More Fed QE won’t help small business

Jim Blasingame

In the fall of 2008, one of the entities charged with helping the U.S. economy avoid a full financial collapse was the U.S. central bank, the Federal Reserve Board.

The Fed has many monetary tools to infuse liquidity into a weak economy, including buying securities with money it creates, literally from thin air. So when the 2008 financial collapse happened, the Fed initiated a plan it called “quantitative easing” (QE), and bought hundreds of billions of dollars of securities from banks and other financial institutions. Most experts consider this step to have limited the depth of the crisis.

When economic recovery remained tepid more than a year after the end of the Great Recession, the Fed launched QE2 in 2010, buying billions more of various securities from Wall Street entities. And even though two years hence a still-languishing economy seems to demonstrate that liquidity is no longer our problem, the Fed recently announced yet another round of accommodation called, wait for it ... QE3.

We wanted to know what small business owners thought about this recent Fed step, so in our online poll, we asked this question: “What do you think about the Fed’s third round of liquidity infusion (QE3)?” Here are the results.

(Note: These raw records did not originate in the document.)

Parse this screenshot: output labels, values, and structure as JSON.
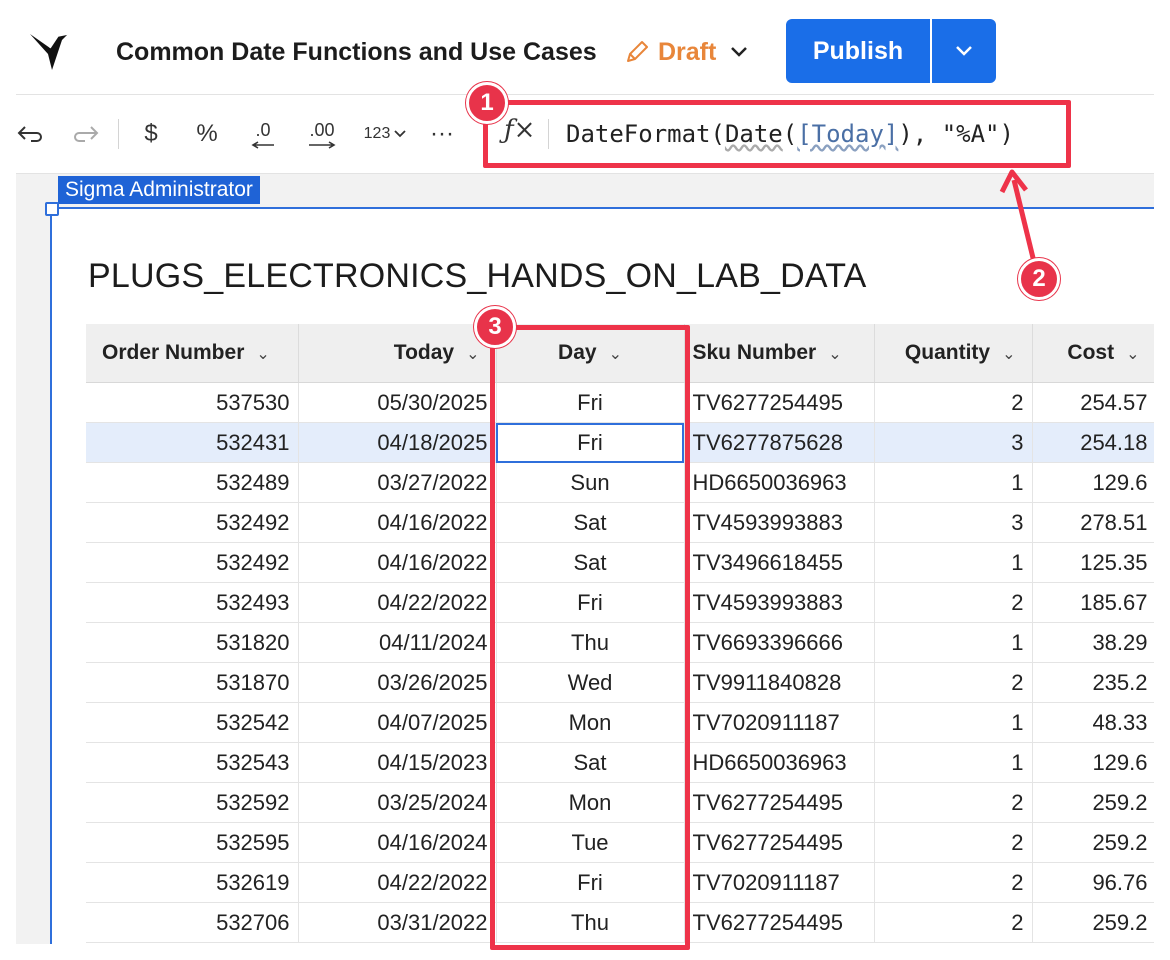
{
  "header": {
    "title": "Common Date Functions and Use Cases",
    "status": "Draft",
    "publish_label": "Publish"
  },
  "toolbar": {
    "undo": "⮌",
    "redo": "⮎",
    "currency": "$",
    "percent": "%",
    "decrease_decimals": ".0",
    "increase_decimals": ".00",
    "number_format": "123",
    "more": "···",
    "fx": "ƒ×",
    "formula": {
      "prefix": "DateFormat(",
      "func": "Date",
      "open": "(",
      "ref": "[Today]",
      "suffix": "), \"%A\")"
    }
  },
  "element": {
    "owner_tag": "Sigma Administrator",
    "title": "PLUGS_ELECTRONICS_HANDS_ON_LAB_DATA"
  },
  "table": {
    "columns": [
      "Order Number",
      "Today",
      "Day",
      "Sku Number",
      "Quantity",
      "Cost"
    ],
    "rows": [
      [
        "537530",
        "05/30/2025",
        "Fri",
        "TV6277254495",
        "2",
        "254.57"
      ],
      [
        "532431",
        "04/18/2025",
        "Fri",
        "TV6277875628",
        "3",
        "254.18"
      ],
      [
        "532489",
        "03/27/2022",
        "Sun",
        "HD6650036963",
        "1",
        "129.6"
      ],
      [
        "532492",
        "04/16/2022",
        "Sat",
        "TV4593993883",
        "3",
        "278.51"
      ],
      [
        "532492",
        "04/16/2022",
        "Sat",
        "TV3496618455",
        "1",
        "125.35"
      ],
      [
        "532493",
        "04/22/2022",
        "Fri",
        "TV4593993883",
        "2",
        "185.67"
      ],
      [
        "531820",
        "04/11/2024",
        "Thu",
        "TV6693396666",
        "1",
        "38.29"
      ],
      [
        "531870",
        "03/26/2025",
        "Wed",
        "TV9911840828",
        "2",
        "235.2"
      ],
      [
        "532542",
        "04/07/2025",
        "Mon",
        "TV7020911187",
        "1",
        "48.33"
      ],
      [
        "532543",
        "04/15/2023",
        "Sat",
        "HD6650036963",
        "1",
        "129.6"
      ],
      [
        "532592",
        "03/25/2024",
        "Mon",
        "TV6277254495",
        "2",
        "259.2"
      ],
      [
        "532595",
        "04/16/2024",
        "Tue",
        "TV6277254495",
        "2",
        "259.2"
      ],
      [
        "532619",
        "04/22/2022",
        "Fri",
        "TV7020911187",
        "2",
        "96.76"
      ],
      [
        "532706",
        "03/31/2022",
        "Thu",
        "TV6277254495",
        "2",
        "259.2"
      ]
    ]
  },
  "annotations": {
    "one": "1",
    "two": "2",
    "three": "3",
    "color": "#ee3349"
  },
  "colors": {
    "accent": "#1a6ee8",
    "draft": "#e8863a",
    "selection": "#2f6fdb"
  }
}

Only 2% of our sample said, “This is good economic policy,” while 11% admitted they “Don’t understand it.” The big group – 86% – reported they thought this move was “Not good economic policy.”

So why are small business owners so anti-QE? Perhaps it’s because they aren’t feeling the love from the Fed.

Remember, when the Fed buys securities that money goes to Wall Street, not Main Street. Since 2009 the Dow-Jones index has risen 1000 points each year and the NASDAQ has doubled. Meanwhile the Main Street economy continues to languish barely above recession levels, contributing to extremely weak small business loan demand from their only direct connection to Fed liquidity: banks. And when the Fed starts taking away the QE candy, which is inevitable, and stock markets correspondingly experience a correction, that downward trajectory will have a negative impact on the economy and small businesses, even though neither really benefited from the the run-up over the past three years.

Furthermore, since many economists believe hyper-inflation will eventually result from the Fed’s QE strategy, small businesses – which have not benefited from QE – will be hurt by the inflation.  And unlike Wall Street, small businesses don’t operate with buy/sell limits or hedging strategies that allow them to make money regardless of which direction the market is going. They’re planted in the ground, on Main Street.

We need Fed policies that grow the economy, not just the stock market.

Write this on a rock ... Small businesses need MC (more customers), not more QE.